Samstagsbrief für den 20. Oktober 2018
Liebe Leserin, lieber Leser,
am 18. Oktober ist der Gedenktag des Evangelisten Lukas. Nach der Überlieferung stammt er aus Syrien, ist von Beruf Arzt und begleitete Paulus auf seinen Missionswanderungen in der heutigen Türkei und in Griechenland. Eines der vier Evangelien wird ihm zugeschrieben und Kenner behaupten, er schreibe das beste Griechisch.
Elisabeth
Von der Verheissung und von der Geburt des Täufers Johannes wüssten wir ohne Lukas nichts; wüssten nicht, dass sein Vater Zacharias ein Tempelpriester war, der die Verkündung empfing, als er dort das Rauchopfer darbrachte; wüssten nichts von seinem Unglauben und Widerspruch; wüssten nicht, dass er mit seiner Frau Elisabeth kinderlos im Bergland von Judäa wohnte und wüssten nicht, dass sie eine Tante der Jungfrau Maria war. Das alles hat Lukas interessiert, von ihm erfahren wir es.
Maria
Die Kindheit Jesu hat Lukas besonders interessiert. Dank ihm wissen wir vom Engel Gabriel, vom fragenden Widerspruch Marias; vom „du bist voll der Gnade“ – und vom – „der Herr ist mir dir“. Und dass Gabriel sagt, die Tante Elisabeth sei im sechsten Monat, die doch in der Verwandtschaft als unfruchtbar galt.

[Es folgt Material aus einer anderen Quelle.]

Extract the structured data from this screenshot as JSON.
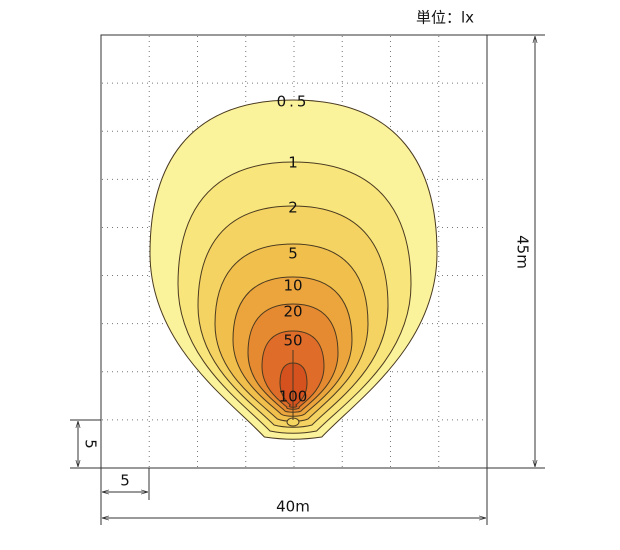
{
  "unit_label": "単位：lx",
  "contours": [
    {
      "label": "0.5"
    },
    {
      "label": "1"
    },
    {
      "label": "2"
    },
    {
      "label": "5"
    },
    {
      "label": "10"
    },
    {
      "label": "20"
    },
    {
      "label": "50"
    },
    {
      "label": "100"
    }
  ],
  "dimensions": {
    "height": "45m",
    "width": "40m",
    "cell_height": "5",
    "cell_width": "5"
  }
}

Nur Lukas berichtet, Maria sei sofort aufgebrochen und eilends von Galiläa ins Bergland gewandert (vielleicht mit Esel?) zur Tante und dass sie drei Monate blieb, bis zur Niederkunft; um dann wieder die über hundert Kilometer nach Nazareth zurückzulegen. So begann Maria ihre Schwangerschaft.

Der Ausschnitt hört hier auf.